Евграф Павлыч, лежа в траве, начал было уже совсем засыпать, как Федька ткнул его в бок локтем и прошептал:
— Поп…
Действительно, на поповской голубятне показалась приземистая фигура попа Андрона; он зорко осмотрел окрестности и только потом растворил голубятню; из-за решетчатых дверец голуби высыпали на крышу, а потом взмыли кверху, как брошенная в воздух горсть белого пуха. Выждав, когда старик совсем увлекся своим занятием и с ожесточением принялся бегать по голубятне, постоянно взмахивая шестиком, Евграф Павлыч тронулся вперед. Засада благополучно проследовала до следующей избы; оставалось перейти улицу, но караульный, посаженный попом на крыше сарая, вовремя заметил опасность и пронзительно свистнул.
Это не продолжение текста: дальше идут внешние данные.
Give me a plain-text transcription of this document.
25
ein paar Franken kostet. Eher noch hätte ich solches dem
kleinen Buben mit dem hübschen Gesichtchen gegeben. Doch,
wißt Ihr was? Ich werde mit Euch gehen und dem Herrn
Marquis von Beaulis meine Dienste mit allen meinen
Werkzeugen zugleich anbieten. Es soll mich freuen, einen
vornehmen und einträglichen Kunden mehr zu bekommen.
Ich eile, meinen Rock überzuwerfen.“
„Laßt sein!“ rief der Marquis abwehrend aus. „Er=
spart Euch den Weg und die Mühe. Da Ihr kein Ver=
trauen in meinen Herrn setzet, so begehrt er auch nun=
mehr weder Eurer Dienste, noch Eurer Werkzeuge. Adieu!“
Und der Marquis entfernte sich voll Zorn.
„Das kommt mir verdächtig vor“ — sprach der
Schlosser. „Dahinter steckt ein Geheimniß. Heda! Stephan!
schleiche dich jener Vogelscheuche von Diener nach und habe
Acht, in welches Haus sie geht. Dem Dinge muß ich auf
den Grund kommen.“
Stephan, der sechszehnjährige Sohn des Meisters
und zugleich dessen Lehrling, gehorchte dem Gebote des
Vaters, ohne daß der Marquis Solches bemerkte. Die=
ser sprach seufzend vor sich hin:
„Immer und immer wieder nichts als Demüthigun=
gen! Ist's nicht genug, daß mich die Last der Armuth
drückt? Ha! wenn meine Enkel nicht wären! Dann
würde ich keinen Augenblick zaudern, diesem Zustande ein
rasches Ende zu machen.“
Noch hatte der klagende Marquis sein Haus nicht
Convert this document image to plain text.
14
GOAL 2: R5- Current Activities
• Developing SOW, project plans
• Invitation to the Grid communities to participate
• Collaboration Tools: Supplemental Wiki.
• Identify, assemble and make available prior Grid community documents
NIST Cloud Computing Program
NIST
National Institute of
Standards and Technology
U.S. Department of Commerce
Нужно было высмотреть кружившихся палевых голубей и потом уже спустить на них ястреба, но теперь было не до того; Евграф Павлыч взял у башкира самую большую птицу, снял у ней с головы кожаный колпачок и подбросил вверх. Ястреб, сильным движением крыльев, сразу начал забирать вверх.
— Бросай второго, бросай третьего! — закричал башкиру Евграф Павлыч, когда голуби метнулись к голубятне.
Поп Андрон не ожидал именно такой штуки от своего неприятеля и совсем растерялся; дверь в голубятню была заперта, голуби сбились на коньке крыши в трепетавшую крыльями живую кучу, а три ястреба спускались все ближе и ближе. Поп Андрон как-то совсем обезумел, присел и всей своей могучей грудью заорал:
— Батюшки, помогите… караул! Ой, батюшки, помогите!
— Катай четвертого ястреба! — крикнул Евграф Павлыч и подал сигнал Гуньке.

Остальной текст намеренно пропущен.